Uber: Natural Language to SQL Query Generation at Scale

Overview

QueryGPT represents Uber’s production deployment of a natural language to SQL generation system that operates at significant scale within their data platform ecosystem. The case study provides valuable insights into the practical challenges of deploying LLM-based systems in enterprise environments where accuracy, reliability, and cost efficiency are critical concerns. Uber’s data platform processes approximately 1.2 million interactive queries monthly, with the Operations organization alone contributing 36% of these queries. The problem QueryGPT addresses is both technical and operational: crafting SQL queries requires not only SQL syntax knowledge but also deep understanding of Uber’s internal data models and business concepts, creating a significant productivity bottleneck.

The business case for QueryGPT is grounded in concrete time savings. Conservative estimates suggested that each query takes approximately 10 minutes to author manually, involving searching for relevant datasets in the data dictionary and writing the query. QueryGPT aimed to reduce this to approximately 3 minutes while maintaining sufficient reliability. This represents a potential 70% reduction in query authoring time, which at scale translates to substantial productivity gains across engineering, operations, and data science teams.

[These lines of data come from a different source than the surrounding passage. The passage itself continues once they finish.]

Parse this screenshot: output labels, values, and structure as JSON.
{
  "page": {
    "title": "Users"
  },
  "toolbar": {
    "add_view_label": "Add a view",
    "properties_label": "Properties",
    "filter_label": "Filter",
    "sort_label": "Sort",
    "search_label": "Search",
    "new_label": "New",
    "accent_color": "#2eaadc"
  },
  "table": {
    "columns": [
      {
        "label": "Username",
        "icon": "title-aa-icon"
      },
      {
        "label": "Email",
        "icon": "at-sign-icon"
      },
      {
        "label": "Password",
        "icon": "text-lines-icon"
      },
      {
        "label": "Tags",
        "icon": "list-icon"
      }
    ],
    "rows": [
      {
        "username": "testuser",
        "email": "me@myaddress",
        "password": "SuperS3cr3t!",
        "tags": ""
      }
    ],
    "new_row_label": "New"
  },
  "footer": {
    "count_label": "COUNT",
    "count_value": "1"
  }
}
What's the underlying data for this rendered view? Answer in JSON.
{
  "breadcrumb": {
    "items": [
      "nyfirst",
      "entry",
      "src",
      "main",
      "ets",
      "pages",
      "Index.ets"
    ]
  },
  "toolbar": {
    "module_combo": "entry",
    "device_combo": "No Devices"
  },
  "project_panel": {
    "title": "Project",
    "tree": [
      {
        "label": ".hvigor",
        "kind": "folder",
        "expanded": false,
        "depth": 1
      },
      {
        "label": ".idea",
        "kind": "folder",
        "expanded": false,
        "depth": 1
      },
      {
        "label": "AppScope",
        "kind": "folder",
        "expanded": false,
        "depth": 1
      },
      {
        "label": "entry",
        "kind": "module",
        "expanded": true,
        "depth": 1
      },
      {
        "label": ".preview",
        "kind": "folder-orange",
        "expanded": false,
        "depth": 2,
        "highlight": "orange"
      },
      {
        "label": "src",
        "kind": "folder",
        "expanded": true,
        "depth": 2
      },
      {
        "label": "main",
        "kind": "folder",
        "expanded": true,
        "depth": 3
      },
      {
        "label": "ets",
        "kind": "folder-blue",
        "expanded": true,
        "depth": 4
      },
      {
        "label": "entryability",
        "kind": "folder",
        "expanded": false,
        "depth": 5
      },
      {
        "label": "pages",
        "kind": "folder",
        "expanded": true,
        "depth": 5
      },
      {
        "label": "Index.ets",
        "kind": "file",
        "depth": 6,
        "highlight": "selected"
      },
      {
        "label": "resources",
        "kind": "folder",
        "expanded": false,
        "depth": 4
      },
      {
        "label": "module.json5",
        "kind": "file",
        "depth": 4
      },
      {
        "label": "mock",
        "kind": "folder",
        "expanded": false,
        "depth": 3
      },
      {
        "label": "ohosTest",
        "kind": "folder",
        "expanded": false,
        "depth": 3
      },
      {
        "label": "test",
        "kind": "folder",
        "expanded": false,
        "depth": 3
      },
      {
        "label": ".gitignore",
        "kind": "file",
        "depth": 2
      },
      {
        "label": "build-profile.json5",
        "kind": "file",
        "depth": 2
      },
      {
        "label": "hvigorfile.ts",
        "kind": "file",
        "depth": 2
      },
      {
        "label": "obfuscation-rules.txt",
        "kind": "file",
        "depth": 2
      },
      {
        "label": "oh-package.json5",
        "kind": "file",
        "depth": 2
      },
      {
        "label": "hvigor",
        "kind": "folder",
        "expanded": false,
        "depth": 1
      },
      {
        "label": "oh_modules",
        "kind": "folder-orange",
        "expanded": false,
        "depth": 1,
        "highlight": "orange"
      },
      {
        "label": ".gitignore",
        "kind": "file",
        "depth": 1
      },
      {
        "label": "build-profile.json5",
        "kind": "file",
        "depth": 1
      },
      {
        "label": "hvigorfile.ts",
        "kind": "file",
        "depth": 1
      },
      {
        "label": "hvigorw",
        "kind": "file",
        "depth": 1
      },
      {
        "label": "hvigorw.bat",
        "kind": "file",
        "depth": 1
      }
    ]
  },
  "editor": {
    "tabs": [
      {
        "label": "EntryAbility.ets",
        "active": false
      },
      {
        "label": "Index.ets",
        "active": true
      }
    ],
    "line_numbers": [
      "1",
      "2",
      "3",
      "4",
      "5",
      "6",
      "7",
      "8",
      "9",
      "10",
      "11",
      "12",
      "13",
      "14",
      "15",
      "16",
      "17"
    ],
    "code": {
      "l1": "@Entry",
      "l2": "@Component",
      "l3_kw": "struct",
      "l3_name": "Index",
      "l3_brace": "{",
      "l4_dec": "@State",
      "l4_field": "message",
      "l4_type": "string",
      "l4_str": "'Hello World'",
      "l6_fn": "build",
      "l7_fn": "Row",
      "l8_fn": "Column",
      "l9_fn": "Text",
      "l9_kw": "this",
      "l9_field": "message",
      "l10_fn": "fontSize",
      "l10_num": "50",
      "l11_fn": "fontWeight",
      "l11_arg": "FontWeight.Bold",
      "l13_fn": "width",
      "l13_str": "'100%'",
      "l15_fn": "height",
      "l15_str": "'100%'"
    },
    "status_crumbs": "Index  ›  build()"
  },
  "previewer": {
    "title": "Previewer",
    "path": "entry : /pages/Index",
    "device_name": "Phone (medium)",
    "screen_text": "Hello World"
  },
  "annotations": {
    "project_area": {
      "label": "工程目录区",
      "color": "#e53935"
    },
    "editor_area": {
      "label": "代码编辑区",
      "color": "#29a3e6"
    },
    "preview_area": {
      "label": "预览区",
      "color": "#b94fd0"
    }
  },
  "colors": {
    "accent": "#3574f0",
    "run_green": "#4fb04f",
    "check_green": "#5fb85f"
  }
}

Architectural Evolution and Iterative Development

The case study demonstrates a pragmatic approach to LLMOps through iterative refinement. QueryGPT originated from a hackathon proposal during Uber’s Generative AI Hackdays in May 2023 and underwent more than 20 iterations before reaching its current production architecture. This evolution from hackathon prototype to production service illustrates the gap between proof-of-concept demonstrations and production-ready LLM systems.

The initial hackathon version (version 1) employed a relatively straightforward RAG (Retrieval-Augmented Generation) architecture. The system vectorized the user’s natural language prompt and performed k-nearest neighbor similarity search on SQL samples and schemas to retrieve 3 relevant tables and 7 relevant SQL samples. These were used for few-shot prompting to guide the LLM in query generation. The initial dataset consisted of 7 tier-1 tables and 20 SQL queries as samples. The system also incorporated custom instructions specific to Uber’s internal conventions, such as how to handle dates in Uber datasets.

However, this simple approach revealed significant limitations as the system scaled. Simple similarity search on user prompts against schema definitions (CREATE TABLE statements) and SQL queries proved insufficient for returning relevant results. The fundamental issue was attempting to directly match natural language questions like “Find the number of trips completed yesterday in Seattle” against technical schema representations. Additionally, large schemas presented token limit challenges, with some tier-1 tables containing over 200 columns and consuming 40-60K tokens, exceeding the then-available model limits of 32K tokens.

Production Architecture Components

The current production architecture addresses these limitations through a multi-agent system with several specialized components working in concert. This represents a sophisticated LLMOps approach where complex tasks are decomposed into specialized sub-tasks, each handled by dedicated agents.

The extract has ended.